Sylvie Ouellette dépoussière un scandale religieux ayant défrayé la chronique dans le Montréal des années 1830.

Une nuit de novembre 1834, à l’hospice méthodiste de la 22e Rue à New York surgit une religieuse enceinte, sale et affamée, qui a fait le voyage depuis Montréal dans le dénuement le plus complet. Une fois soignée, la jeune femme racontera sa triste existence au pasteur John Slocum et à son épouse Abigail qui la recueilleront dans leur demeure où elle accouchera de son enfant. De sa naissance dans une famille d’origine écossaise de la Rive-Sud jusqu’à son évasion du couvent de l’Hôtel-Dieu où on l’aurait obligée à se prostituer, les détails les plus scabreux de ses mésaventures sont minutieusement consignés par le révérend Slocum puis publiés dans l’American Protestant Vindicator, obligeant les autorités de Montréal à faire enquête.

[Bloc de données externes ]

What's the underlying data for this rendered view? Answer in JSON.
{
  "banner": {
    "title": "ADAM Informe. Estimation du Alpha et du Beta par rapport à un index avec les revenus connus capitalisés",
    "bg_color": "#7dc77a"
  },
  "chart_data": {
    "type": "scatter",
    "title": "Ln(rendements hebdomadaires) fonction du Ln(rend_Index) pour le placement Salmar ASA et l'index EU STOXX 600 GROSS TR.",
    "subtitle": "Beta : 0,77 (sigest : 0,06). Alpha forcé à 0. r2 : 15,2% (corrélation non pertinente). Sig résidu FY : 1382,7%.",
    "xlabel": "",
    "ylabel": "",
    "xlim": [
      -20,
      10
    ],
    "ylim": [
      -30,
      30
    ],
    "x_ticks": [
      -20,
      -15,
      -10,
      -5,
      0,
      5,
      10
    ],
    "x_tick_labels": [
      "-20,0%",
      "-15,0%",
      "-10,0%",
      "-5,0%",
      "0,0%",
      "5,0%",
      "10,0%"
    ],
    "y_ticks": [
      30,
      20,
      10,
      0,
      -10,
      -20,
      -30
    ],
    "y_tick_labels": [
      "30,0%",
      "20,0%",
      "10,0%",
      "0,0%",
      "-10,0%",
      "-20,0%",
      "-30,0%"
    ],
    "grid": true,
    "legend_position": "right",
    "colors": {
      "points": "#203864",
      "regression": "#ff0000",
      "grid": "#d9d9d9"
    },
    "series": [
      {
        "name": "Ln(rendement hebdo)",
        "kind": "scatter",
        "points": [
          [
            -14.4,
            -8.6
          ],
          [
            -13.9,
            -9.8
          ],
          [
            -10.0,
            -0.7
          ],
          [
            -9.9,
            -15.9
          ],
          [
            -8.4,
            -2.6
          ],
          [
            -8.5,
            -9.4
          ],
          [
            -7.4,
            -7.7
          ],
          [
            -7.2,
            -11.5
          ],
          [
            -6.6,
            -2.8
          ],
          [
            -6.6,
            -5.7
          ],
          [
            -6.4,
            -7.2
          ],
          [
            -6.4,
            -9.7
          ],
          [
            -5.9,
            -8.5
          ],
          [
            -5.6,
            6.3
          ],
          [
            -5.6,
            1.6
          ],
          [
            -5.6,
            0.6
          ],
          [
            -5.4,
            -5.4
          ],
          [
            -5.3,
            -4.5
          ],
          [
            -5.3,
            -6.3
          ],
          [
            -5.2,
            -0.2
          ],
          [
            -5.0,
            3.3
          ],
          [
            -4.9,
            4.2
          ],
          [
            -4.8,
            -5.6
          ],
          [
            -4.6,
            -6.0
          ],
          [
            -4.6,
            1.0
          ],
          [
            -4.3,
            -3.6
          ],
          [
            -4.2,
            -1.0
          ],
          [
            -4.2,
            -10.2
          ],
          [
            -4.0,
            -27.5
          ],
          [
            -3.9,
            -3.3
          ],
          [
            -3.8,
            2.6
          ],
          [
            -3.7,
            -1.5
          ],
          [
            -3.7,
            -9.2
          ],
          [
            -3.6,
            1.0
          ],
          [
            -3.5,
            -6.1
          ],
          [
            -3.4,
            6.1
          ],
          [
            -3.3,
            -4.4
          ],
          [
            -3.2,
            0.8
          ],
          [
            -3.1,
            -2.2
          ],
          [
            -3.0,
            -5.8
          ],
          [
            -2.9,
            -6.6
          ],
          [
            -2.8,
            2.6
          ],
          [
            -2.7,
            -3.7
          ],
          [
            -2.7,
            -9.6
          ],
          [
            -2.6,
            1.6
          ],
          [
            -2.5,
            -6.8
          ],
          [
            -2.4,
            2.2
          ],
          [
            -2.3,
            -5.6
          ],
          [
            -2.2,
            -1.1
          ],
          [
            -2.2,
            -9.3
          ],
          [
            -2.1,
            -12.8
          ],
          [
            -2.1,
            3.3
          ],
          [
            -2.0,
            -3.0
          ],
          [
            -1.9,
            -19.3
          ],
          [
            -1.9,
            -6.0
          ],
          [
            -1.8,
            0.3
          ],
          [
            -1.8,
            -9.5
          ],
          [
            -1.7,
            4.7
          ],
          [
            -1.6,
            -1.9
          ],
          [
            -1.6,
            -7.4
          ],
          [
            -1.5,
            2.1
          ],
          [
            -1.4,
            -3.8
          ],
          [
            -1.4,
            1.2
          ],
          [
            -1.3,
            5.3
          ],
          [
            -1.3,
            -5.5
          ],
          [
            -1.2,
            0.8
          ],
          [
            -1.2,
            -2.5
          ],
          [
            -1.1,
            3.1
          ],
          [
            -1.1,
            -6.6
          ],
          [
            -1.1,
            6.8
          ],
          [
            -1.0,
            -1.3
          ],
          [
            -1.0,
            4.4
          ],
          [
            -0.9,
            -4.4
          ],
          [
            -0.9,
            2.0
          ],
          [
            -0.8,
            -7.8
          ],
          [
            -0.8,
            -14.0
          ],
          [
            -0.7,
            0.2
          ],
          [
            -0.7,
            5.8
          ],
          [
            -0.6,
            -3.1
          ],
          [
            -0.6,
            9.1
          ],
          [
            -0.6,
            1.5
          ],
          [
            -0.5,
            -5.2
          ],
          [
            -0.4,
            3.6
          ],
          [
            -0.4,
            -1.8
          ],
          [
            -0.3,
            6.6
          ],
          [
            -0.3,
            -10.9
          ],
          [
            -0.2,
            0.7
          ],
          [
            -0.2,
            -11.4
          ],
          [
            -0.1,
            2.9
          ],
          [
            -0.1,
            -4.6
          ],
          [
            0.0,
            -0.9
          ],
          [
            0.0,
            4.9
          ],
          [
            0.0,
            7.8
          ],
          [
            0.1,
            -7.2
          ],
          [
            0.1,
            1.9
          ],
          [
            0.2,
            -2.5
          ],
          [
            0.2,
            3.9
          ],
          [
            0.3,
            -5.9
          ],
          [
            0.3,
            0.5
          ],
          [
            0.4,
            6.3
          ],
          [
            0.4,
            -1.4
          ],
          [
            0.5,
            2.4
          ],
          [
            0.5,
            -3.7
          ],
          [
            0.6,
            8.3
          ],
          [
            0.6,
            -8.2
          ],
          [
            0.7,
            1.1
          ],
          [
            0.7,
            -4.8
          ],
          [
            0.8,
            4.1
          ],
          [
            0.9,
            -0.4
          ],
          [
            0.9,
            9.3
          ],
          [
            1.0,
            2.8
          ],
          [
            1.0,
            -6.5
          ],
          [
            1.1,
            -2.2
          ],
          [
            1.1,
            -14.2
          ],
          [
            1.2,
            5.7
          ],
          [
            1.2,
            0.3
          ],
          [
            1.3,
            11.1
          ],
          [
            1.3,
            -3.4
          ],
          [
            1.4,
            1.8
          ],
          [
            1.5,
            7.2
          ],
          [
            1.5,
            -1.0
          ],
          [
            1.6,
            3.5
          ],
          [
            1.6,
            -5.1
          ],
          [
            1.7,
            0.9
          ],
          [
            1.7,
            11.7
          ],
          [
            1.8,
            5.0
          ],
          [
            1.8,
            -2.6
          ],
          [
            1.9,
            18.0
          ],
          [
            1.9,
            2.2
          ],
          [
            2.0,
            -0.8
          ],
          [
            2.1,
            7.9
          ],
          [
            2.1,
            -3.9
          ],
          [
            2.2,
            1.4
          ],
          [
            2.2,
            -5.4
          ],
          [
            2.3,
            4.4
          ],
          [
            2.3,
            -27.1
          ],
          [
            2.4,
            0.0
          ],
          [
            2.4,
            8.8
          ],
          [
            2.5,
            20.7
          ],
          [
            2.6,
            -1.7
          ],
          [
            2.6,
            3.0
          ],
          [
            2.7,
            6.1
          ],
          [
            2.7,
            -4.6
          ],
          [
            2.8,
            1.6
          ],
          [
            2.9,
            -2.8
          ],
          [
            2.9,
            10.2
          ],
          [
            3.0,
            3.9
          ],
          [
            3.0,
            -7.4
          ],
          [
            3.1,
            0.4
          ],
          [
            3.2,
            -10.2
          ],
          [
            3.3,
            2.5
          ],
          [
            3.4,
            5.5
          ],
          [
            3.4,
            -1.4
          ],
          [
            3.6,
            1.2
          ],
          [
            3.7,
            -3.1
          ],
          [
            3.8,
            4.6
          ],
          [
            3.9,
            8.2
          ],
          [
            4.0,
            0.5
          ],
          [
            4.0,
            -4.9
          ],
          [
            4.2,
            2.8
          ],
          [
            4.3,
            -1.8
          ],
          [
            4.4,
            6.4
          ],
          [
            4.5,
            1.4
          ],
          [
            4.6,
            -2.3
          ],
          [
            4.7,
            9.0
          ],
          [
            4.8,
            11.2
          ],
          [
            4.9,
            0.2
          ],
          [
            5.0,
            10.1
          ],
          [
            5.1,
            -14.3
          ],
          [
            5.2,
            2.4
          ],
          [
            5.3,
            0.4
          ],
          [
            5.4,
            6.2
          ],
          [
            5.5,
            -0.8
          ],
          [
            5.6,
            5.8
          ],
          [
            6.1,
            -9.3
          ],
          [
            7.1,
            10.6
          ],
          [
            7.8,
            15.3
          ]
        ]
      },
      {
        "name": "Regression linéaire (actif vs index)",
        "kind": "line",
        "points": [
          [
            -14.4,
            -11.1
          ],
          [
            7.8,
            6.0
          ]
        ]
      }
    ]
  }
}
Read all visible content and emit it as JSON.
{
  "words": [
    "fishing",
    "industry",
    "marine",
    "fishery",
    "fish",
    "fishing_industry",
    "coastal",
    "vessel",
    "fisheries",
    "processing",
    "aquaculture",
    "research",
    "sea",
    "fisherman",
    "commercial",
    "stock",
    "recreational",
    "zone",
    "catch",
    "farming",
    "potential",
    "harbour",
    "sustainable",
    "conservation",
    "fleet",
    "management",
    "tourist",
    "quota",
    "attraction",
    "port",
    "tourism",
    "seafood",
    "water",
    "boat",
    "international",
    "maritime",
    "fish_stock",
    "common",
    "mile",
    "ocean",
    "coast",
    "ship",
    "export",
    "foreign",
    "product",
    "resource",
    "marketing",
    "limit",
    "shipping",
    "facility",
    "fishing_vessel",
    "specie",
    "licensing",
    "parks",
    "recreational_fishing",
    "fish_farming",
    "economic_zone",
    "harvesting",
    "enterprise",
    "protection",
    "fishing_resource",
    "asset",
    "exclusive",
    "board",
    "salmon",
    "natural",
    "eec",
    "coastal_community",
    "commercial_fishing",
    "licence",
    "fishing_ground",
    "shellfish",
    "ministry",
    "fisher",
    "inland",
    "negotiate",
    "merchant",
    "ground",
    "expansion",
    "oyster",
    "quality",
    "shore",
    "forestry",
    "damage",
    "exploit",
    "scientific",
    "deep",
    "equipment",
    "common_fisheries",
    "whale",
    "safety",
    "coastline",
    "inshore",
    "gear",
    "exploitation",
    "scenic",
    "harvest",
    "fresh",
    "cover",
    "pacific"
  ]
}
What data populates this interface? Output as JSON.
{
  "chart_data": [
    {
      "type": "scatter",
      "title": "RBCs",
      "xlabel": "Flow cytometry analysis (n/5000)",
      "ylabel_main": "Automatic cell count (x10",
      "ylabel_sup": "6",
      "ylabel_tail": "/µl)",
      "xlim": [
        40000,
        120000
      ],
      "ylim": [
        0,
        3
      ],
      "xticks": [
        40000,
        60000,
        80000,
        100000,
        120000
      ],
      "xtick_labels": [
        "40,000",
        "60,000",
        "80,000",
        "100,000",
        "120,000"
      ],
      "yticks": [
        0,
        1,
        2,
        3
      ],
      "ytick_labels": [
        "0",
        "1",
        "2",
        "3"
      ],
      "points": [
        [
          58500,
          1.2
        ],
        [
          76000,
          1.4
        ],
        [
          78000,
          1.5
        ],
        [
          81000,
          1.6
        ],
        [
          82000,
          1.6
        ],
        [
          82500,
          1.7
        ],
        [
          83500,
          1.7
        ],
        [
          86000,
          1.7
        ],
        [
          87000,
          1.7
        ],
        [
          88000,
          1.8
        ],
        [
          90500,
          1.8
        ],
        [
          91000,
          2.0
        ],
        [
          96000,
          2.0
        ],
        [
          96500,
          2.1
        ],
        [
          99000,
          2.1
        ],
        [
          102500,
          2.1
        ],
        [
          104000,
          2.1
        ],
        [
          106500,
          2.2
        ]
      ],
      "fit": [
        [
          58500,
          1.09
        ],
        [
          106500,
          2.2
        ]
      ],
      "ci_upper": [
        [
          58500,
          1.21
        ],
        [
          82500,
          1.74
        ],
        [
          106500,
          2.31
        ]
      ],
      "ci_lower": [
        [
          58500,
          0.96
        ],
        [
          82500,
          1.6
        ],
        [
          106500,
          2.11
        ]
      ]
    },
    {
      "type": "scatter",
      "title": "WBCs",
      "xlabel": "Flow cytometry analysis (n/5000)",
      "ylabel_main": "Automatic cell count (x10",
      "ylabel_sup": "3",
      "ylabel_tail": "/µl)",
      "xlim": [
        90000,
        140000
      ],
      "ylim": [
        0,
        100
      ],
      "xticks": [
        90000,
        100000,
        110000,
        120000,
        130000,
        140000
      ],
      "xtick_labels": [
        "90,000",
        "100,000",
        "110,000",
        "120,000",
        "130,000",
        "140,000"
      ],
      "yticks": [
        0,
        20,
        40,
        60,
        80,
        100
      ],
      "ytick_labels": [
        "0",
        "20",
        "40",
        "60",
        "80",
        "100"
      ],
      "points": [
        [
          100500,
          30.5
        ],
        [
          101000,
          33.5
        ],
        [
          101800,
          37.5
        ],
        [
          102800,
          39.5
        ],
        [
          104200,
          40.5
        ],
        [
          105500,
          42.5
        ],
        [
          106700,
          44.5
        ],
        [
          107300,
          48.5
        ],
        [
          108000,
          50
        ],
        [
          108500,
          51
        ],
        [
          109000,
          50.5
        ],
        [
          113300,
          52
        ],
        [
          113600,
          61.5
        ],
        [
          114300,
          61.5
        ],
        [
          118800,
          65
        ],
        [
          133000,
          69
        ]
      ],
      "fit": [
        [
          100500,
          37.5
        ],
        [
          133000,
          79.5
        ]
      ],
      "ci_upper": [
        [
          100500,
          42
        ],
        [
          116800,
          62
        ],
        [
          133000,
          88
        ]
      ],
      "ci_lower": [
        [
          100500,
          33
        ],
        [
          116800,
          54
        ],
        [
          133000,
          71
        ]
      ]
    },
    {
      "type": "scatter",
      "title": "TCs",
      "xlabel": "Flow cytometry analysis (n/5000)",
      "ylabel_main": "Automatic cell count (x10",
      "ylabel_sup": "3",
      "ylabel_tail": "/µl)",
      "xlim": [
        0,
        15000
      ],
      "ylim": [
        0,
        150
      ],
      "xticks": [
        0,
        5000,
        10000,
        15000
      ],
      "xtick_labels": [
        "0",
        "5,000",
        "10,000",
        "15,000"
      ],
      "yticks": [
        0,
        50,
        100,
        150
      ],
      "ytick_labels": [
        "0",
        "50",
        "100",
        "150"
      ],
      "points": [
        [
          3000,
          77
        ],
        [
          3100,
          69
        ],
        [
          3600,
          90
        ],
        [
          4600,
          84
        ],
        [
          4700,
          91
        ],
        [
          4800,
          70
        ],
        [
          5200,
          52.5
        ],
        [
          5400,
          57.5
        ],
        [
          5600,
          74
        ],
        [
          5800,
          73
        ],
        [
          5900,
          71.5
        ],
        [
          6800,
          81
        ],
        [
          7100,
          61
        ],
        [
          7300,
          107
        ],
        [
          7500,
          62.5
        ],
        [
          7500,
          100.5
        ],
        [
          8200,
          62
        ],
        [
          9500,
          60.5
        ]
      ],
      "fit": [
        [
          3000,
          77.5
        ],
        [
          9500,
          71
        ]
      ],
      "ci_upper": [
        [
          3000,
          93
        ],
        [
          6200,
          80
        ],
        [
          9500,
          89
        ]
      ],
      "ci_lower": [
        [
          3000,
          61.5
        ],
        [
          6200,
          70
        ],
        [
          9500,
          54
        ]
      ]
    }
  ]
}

Maria Monk détonne dans le parcours de Sylvie Ouellette, connue du lectorat anglophone pour ses romans érotiques parus aux éditions britanniques Black Lace (Une libertine en Nouvelle-France et Sexy sashimi, notamment, traduits chez VLB). Première oeuvre de l’écrivaine directement écrite en français, première à s’aventurer dans le domaine délicat des scandales sexuels qui ont frappé tant de congrégations religieuses en notre beau pays, le roman prend essentiellement pour base le témoignage controversé d’une femme, dont plusieurs éléments n’ont jamais pu être vérifiés, comme le précise Ouellette dans une notice.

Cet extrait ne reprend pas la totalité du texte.